Personal information
- Full name: Richard William John Howitt
- Born: 17 August 1977 (age 48) Grantham, Lincolnshire, England
- Batting: Left-handed
- Bowling: Right-arm medium

Domestic team information
- 2005–2008: Bedfordshire
- 2003–2004: Berkshire
- 2000: Cambridge University
- 1999–2002: Lincolnshire

Career statistics
| Competition | FC | LA |
| Matches | 6 | 9 |
| Runs scored | 274 | 155 |
| Batting average | 34.25 | 17.22 |
| 100s/50s | 1/1 | –/1 |
| Top score | 118* | 52 |
| Balls bowled | 360 | 72 |
| Wickets | 4 | 1 |
| Bowling average | 63.50 | 83.00 |
| 5 wickets in innings | – | – |
| 10 wickets in match | – | – |
| Best bowling | 2/54 | 1/33 |
| Catches/stumpings | –/– | 2/– |
- Source: Cricinfo, 25 September 2010

= Richard Howitt (cricketer, born 1977) =

English cricketer

Richard William John Howitt (born 17 August 1977) is a former English cricketer. Howitt is a left-handed batsman who bowls right-arm medium pace. He was born in Grantham, Lincolnshire.

==Early life==
He lived in Bottesford on Pinfold Lane, attending Belvoir High School.

He gained a scholarship to Denstone College and was awarded the D of E Gold in 1995.

==Career==
Howitt made his Minor Counties Championship debut for Lincolnshire in 1999 against Hertfordshire. From 1999 to 2002, he represented the county in 24 Minor Counties Championship matches, as well as 13 MCCA Knockout Trophy matches, the last of which came in the 2002 Trophy against the Leicestershire Cricket Board. Howitt also made his List-A debut for Lincolnshire in the 1999 NatWest Trophy against Wales Minor Counties. From 1999 to 2002, he represented the county in 7 List-A matches, the last of which came against Cheshire in the 2nd round of the 2003 Cheltenham & Gloucester Trophy which was played in 2002.

Educated at Cambridge University, Howitt made his first-class debut for Cambridge University Cricket Club in 2000 against Lancashire.

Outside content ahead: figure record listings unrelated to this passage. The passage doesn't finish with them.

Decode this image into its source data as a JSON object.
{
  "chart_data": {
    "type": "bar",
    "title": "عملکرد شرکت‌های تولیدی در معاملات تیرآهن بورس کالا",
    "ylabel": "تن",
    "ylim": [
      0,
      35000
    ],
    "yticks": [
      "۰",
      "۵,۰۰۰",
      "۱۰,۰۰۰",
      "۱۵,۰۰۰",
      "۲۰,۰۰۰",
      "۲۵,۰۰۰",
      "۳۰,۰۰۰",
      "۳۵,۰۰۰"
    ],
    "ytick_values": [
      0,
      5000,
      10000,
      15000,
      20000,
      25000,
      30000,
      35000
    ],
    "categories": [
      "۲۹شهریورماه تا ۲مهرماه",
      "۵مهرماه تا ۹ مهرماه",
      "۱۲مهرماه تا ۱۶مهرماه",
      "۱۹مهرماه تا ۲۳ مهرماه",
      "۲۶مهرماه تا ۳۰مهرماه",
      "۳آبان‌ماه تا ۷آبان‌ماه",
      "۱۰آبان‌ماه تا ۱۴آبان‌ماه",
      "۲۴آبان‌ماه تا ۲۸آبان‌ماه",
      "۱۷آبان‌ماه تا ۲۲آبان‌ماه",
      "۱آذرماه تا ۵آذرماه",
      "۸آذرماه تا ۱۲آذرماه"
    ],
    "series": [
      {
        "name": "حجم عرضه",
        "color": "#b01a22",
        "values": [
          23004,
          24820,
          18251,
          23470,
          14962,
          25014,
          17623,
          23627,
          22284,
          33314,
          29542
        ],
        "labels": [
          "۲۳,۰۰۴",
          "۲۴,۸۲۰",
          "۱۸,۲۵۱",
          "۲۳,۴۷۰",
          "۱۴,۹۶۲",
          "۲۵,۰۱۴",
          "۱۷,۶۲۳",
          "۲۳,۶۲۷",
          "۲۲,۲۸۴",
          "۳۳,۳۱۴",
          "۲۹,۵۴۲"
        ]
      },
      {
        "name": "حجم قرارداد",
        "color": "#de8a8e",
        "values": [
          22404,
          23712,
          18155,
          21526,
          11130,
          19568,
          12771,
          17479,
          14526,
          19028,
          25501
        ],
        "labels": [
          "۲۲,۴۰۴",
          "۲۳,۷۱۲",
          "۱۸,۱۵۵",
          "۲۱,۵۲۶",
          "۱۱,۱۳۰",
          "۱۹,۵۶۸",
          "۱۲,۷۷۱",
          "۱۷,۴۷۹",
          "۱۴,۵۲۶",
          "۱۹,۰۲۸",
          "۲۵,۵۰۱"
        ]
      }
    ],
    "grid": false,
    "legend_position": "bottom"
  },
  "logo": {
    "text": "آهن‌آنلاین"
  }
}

During the 2000 season, he represented the University in 6 first-class matches, the last of which came in against Oxford University. In his 6 first-class matches, he scored 274 runs at a batting average of 34.25, with a single half century and single century high score of 118*. With the ball he took 4 wickets at a bowling average of 63.50, with best figures of 2/54.

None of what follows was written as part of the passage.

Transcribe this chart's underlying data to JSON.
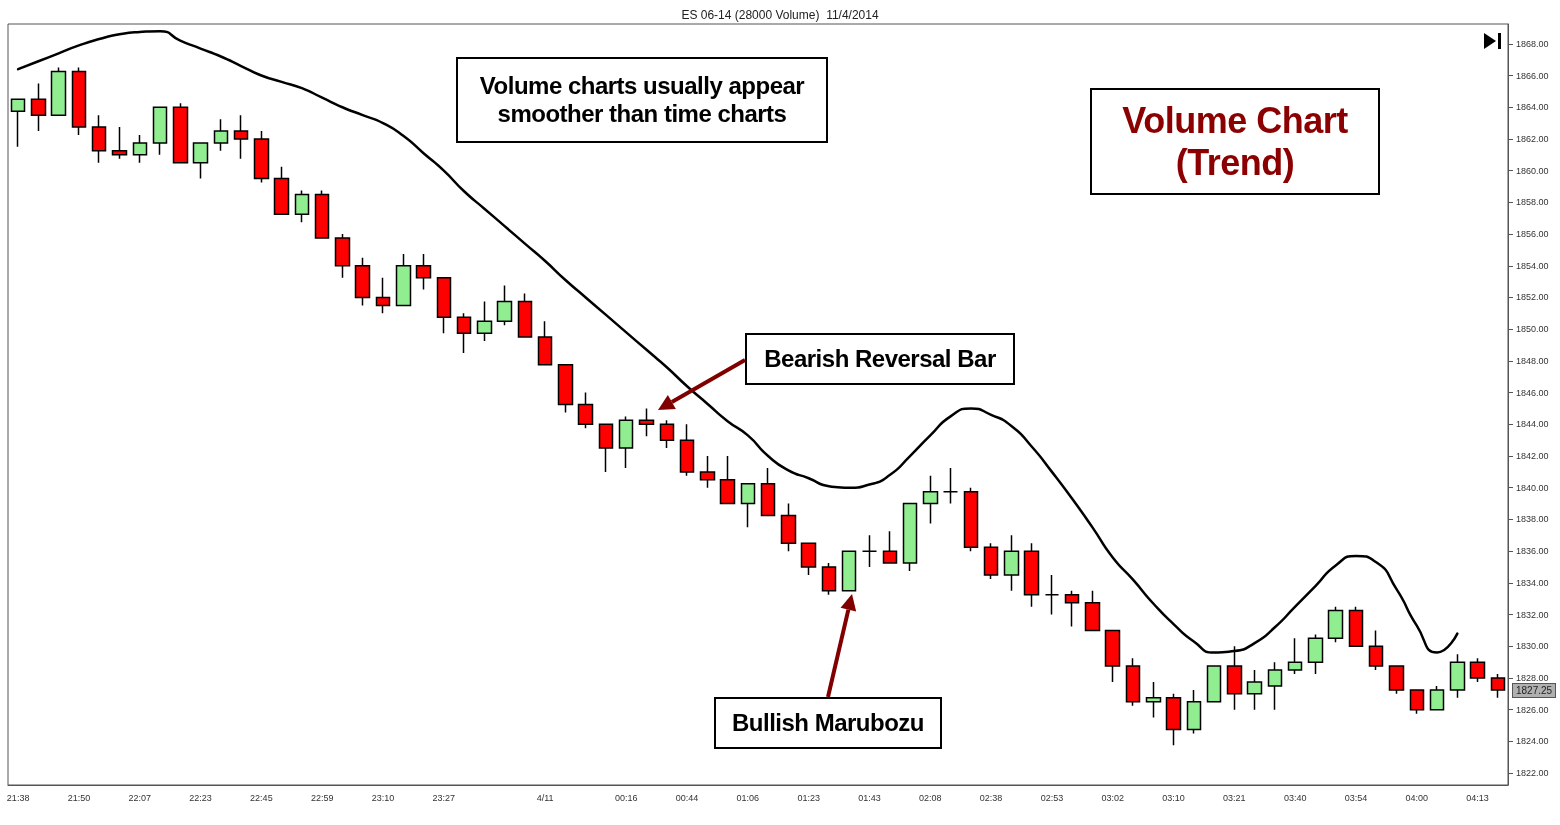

In 2005, Howitt joined Berkshire, making his debut for the county in the 2003 Minor Counties Championship against Oxfordshire. From 2003 to 2004, he represented the county in 8 Minor Counties Championship matches, as well as 2 MCCA Knockout Trophy matches against Hertfordshire and Wales Minor Counties. He also represented the county in 2 List-A matches, the first of which came against Durham in the 2003 Cheltenham & Gloucester Trophy and the second of which came against Kent in the 2004 Cheltenham & Gloucester Trophy at St Lawrence Ground, Canterbury. In his combined List-A career, he scored 155 runs at an average of 17.22, with a single half century high score of 52. With the ball he took a single wicket at a cost of 83.00, with best figures of 1/33. He also took 2 catches.

In 2006, he joined Bedfordshire, where he made his Minor Counties Championship debut for the county against Cumberland. From 2006 to 2008, he represented the county in 12 matches, with his final match coming in the 2006 Championship against Norfolk. Howitt also represented the county in the MCCA Knockout Trophy, making his debut for the county in that competition against Suffolk. From 2006 to 2006, he represented the county in 8 Trophy matches, the last of which came against Oxfordshire in the 2006 Trophy.

In 2017, Howitt played club cricket for Wolverhampton Cricket Club in the Birmingham and District Premier League.

After cricket, Howitt joined St Edward's School, Oxford, as their cricket master, later becoming a housemaster for Malvern College then Housemaster of Laundimer at Oundle School as of September 2023.